Lenten Devotion 3/31/2022

Devotion Thirty

The Academy Awards were held this past Sunday night. I did not watch them. But as I went to bed on Sunday night I checked my newsfeed and there was drama around Will Smith and the slap. Apparently, Chris Rock, a comedian, made a joke relating to Jada Pinkett Smith, Will Smith’s spouse. And Will Smith bolted up onto the stage and slapped Rock. Then he made a comment using an expletive on his way back to his seat. Evidently the audience, live and in their living rooms, was left stunned and unsure about how to respond.

After an episode like this, do we think, well, that’s a celebrity for you. That’s how the rich and famous act. They think they can get away with anything. And since Smith is Black and so is Rock, a white person might be thinking, that’s Black people for you. Can’t control themselves. More Black on Black crime even among the rich and famous. That’s just how they are. As I said, a white person might be thinking this but wouldn’t say it. We are quick to stereotype and then to see things in a way that reinforces those stereotypes especially when it involves something negative. And we may not have any idea that we are doing this. We may think it is just the way things are.

The day after the slap, Smith issued a thorough apology for the slap. He took full responsibility. He expressed regret over his behavior. Smith admitted he had work to do and that is not who he wants to be. It was an admirable apology. So, now do we think, that’s how the rich and famous act. They take responsibility for their actions. Those celebrities, they realize when they are wrong and they apologize. And if you’re white, do you think, that’s Black people for you. So responsible and accountable and honest. Yup, they’re all like that. Probably not.

Yes, we are likely to stereotype, and we are likely to stereotype around bad behavior. Poor conduct. Lump people together over wrong doing. That’s how stereotyping and bias usually work. What about this lumping people together? Do you/we want to lumped together with all Christians? Or all whites? Or all Blacks? Or all Americans? Or all women? Or all men? I don’t know about you, but I don’t like that. I don’t want to be lumped that way.
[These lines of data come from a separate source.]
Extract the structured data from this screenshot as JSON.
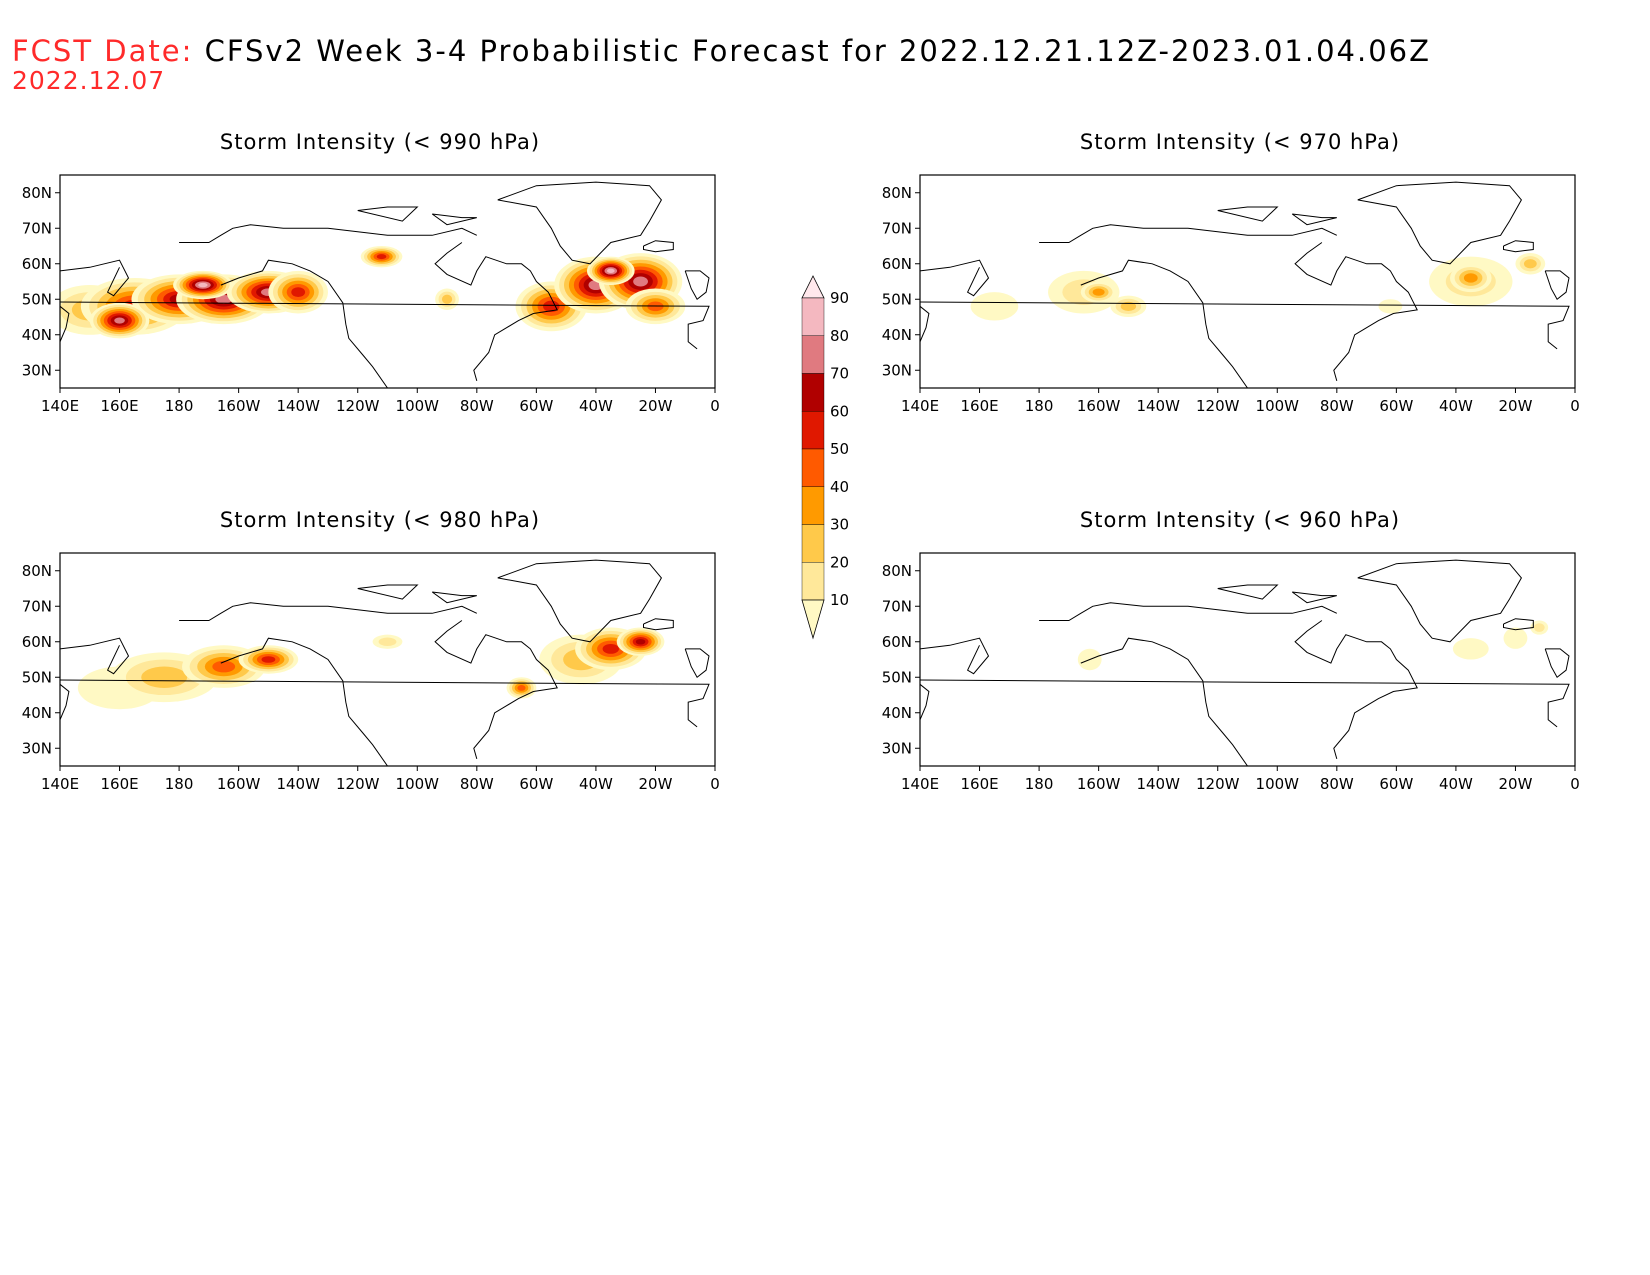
{
  "header": {
    "label": "FCST Date:",
    "title": "CFSv2 Week 3-4 Probabilistic Forecast for 2022.12.21.12Z-2023.01.04.06Z",
    "date": "2022.12.07"
  },
  "lat_ticks": [
    "80N",
    "70N",
    "60N",
    "50N",
    "40N",
    "30N"
  ],
  "lon_ticks": [
    "140E",
    "160E",
    "180",
    "160W",
    "140W",
    "120W",
    "100W",
    "80W",
    "60W",
    "40W",
    "20W",
    "0"
  ],
  "panels": [
    {
      "id": "p990",
      "title": "Storm Intensity (< 990 hPa)"
    },
    {
      "id": "p970",
      "title": "Storm Intensity (< 970 hPa)"
    },
    {
      "id": "p980",
      "title": "Storm Intensity (< 980 hPa)"
    },
    {
      "id": "p960",
      "title": "Storm Intensity (< 960 hPa)"
    }
  ],
  "colorbar": {
    "levels": [
      "10",
      "20",
      "30",
      "40",
      "50",
      "60",
      "70",
      "80",
      "90"
    ],
    "colors": [
      "#fff9c4",
      "#ffe89a",
      "#ffc94a",
      "#ff9a00",
      "#ff5a00",
      "#e01800",
      "#b00000",
      "#e07a80",
      "#f4b8c0",
      "#ffe8ec"
    ]
  },
  "fields": {
    "p990": [
      {
        "lon": 150,
        "lat": 47,
        "rx": 14,
        "ry": 7,
        "lvl": 3
      },
      {
        "lon": 165,
        "lat": 48,
        "rx": 18,
        "ry": 8,
        "lvl": 6
      },
      {
        "lon": 180,
        "lat": 50,
        "rx": 16,
        "ry": 7,
        "lvl": 7
      },
      {
        "lon": -165,
        "lat": 50,
        "rx": 16,
        "ry": 7,
        "lvl": 8
      },
      {
        "lon": -150,
        "lat": 52,
        "rx": 14,
        "ry": 6,
        "lvl": 8
      },
      {
        "lon": -140,
        "lat": 52,
        "rx": 10,
        "ry": 6,
        "lvl": 6
      },
      {
        "lon": 160,
        "lat": 44,
        "rx": 10,
        "ry": 5,
        "lvl": 8
      },
      {
        "lon": -172,
        "lat": 54,
        "rx": 10,
        "ry": 4,
        "lvl": 9
      },
      {
        "lon": -112,
        "lat": 62,
        "rx": 7,
        "ry": 3,
        "lvl": 6
      },
      {
        "lon": -90,
        "lat": 50,
        "rx": 4,
        "ry": 3,
        "lvl": 3
      },
      {
        "lon": -55,
        "lat": 48,
        "rx": 12,
        "ry": 7,
        "lvl": 6
      },
      {
        "lon": -40,
        "lat": 54,
        "rx": 14,
        "ry": 8,
        "lvl": 8
      },
      {
        "lon": -25,
        "lat": 55,
        "rx": 14,
        "ry": 8,
        "lvl": 8
      },
      {
        "lon": -20,
        "lat": 48,
        "rx": 10,
        "ry": 5,
        "lvl": 5
      },
      {
        "lon": -35,
        "lat": 58,
        "rx": 8,
        "ry": 4,
        "lvl": 9
      }
    ],
    "p970": [
      {
        "lon": 165,
        "lat": 48,
        "rx": 8,
        "ry": 4,
        "lvl": 1
      },
      {
        "lon": -165,
        "lat": 52,
        "rx": 12,
        "ry": 6,
        "lvl": 2
      },
      {
        "lon": -160,
        "lat": 52,
        "rx": 6,
        "ry": 3,
        "lvl": 4
      },
      {
        "lon": -150,
        "lat": 48,
        "rx": 6,
        "ry": 3,
        "lvl": 3
      },
      {
        "lon": -35,
        "lat": 55,
        "rx": 14,
        "ry": 7,
        "lvl": 2
      },
      {
        "lon": -35,
        "lat": 56,
        "rx": 7,
        "ry": 4,
        "lvl": 4
      },
      {
        "lon": -15,
        "lat": 60,
        "rx": 5,
        "ry": 3,
        "lvl": 3
      },
      {
        "lon": -62,
        "lat": 48,
        "rx": 4,
        "ry": 2,
        "lvl": 1
      }
    ],
    "p980": [
      {
        "lon": 160,
        "lat": 47,
        "rx": 14,
        "ry": 6,
        "lvl": 1
      },
      {
        "lon": 175,
        "lat": 50,
        "rx": 18,
        "ry": 7,
        "lvl": 3
      },
      {
        "lon": -165,
        "lat": 53,
        "rx": 14,
        "ry": 6,
        "lvl": 5
      },
      {
        "lon": -150,
        "lat": 55,
        "rx": 10,
        "ry": 4,
        "lvl": 6
      },
      {
        "lon": -110,
        "lat": 60,
        "rx": 5,
        "ry": 2,
        "lvl": 2
      },
      {
        "lon": -45,
        "lat": 55,
        "rx": 14,
        "ry": 7,
        "lvl": 3
      },
      {
        "lon": -35,
        "lat": 58,
        "rx": 12,
        "ry": 6,
        "lvl": 6
      },
      {
        "lon": -25,
        "lat": 60,
        "rx": 8,
        "ry": 4,
        "lvl": 7
      },
      {
        "lon": -65,
        "lat": 47,
        "rx": 5,
        "ry": 3,
        "lvl": 5
      }
    ],
    "p960": [
      {
        "lon": -163,
        "lat": 55,
        "rx": 4,
        "ry": 3,
        "lvl": 1
      },
      {
        "lon": -35,
        "lat": 58,
        "rx": 6,
        "ry": 3,
        "lvl": 1
      },
      {
        "lon": -20,
        "lat": 61,
        "rx": 4,
        "ry": 3,
        "lvl": 1
      },
      {
        "lon": -12,
        "lat": 64,
        "rx": 3,
        "ry": 2,
        "lvl": 2
      }
    ]
  }
}
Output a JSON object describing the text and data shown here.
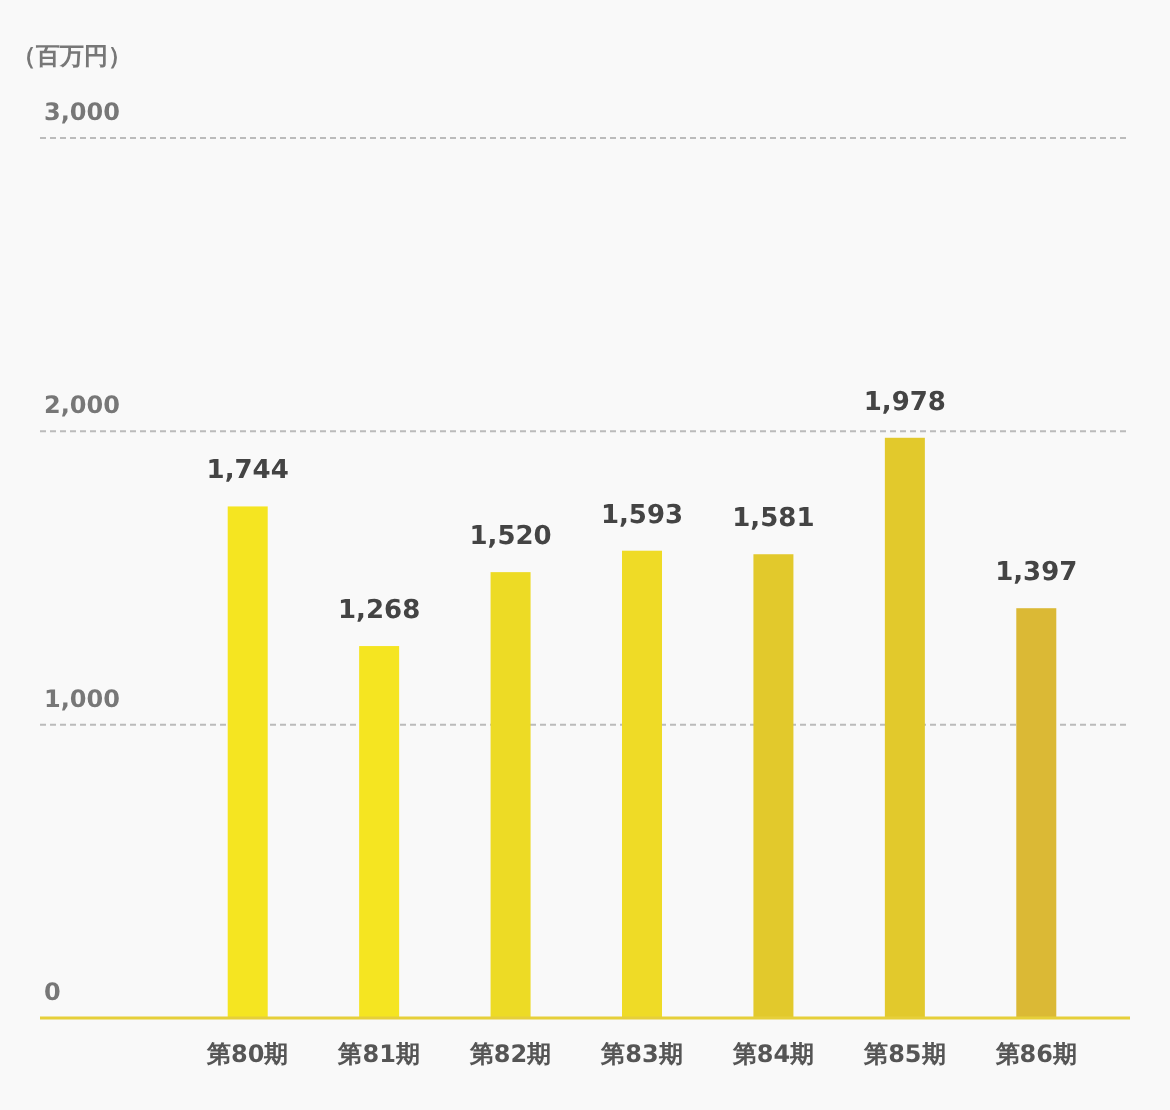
{
  "chart_data": {
    "type": "bar",
    "ylabel": "（百万円）",
    "categories": [
      "第80期",
      "第81期",
      "第82期",
      "第83期",
      "第84期",
      "第85期",
      "第86期"
    ],
    "values": [
      1744,
      1268,
      1520,
      1593,
      1581,
      1978,
      1397
    ],
    "colors": [
      "#f5e521",
      "#f5e521",
      "#eddb25",
      "#efdb26",
      "#e2c92c",
      "#e2c92c",
      "#dbb935"
    ],
    "ylim": [
      0,
      3000
    ],
    "yticks": [
      {
        "value": 0,
        "label": "0"
      },
      {
        "value": 1000,
        "label": "1,000"
      },
      {
        "value": 2000,
        "label": "2,000"
      },
      {
        "value": 3000,
        "label": "3,000"
      }
    ],
    "value_labels": [
      "1,744",
      "1,268",
      "1,520",
      "1,593",
      "1,581",
      "1,978",
      "1,397"
    ],
    "grid": "y"
  }
}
The gospel is a message of radical freedom. And that freedom includes being free from stereotyping and bias of any kind because stereotyping and bias constrict not only the one implicated but also the one who holds the confining ideas about people. Stereotyping and bias constrict everyone’s freedom. It limits us all. It harms everyone and restricts our ability to fully function and contribute to society as a whole. We all suffer when negative stereotyping holds sway.

In the wildness of mercy, each person is unique and sacred. Each an individual. If there is any lumping, we should be lumped as a species. As a human family.

Or better yet, what if we are lumped with the community of all life forms? Then we can truly all flourish freely!

As Will Smith stated in his apology: “Violence in all of its forms is poisonous and destructive.” Bias and stereotyping can be forms of violence. And we have all been guilty. We, too, can make amends.

May we give thanks for the amazing diversity of the human family. Every individual holy, sacred, and beloved. Each created in the image of the Divine. All with the capacity for love and creativity and relationship. May we learn to identify and to overcome all the attitudes and images that separate and divide us as a human species. May we learn to live together as one. Amen.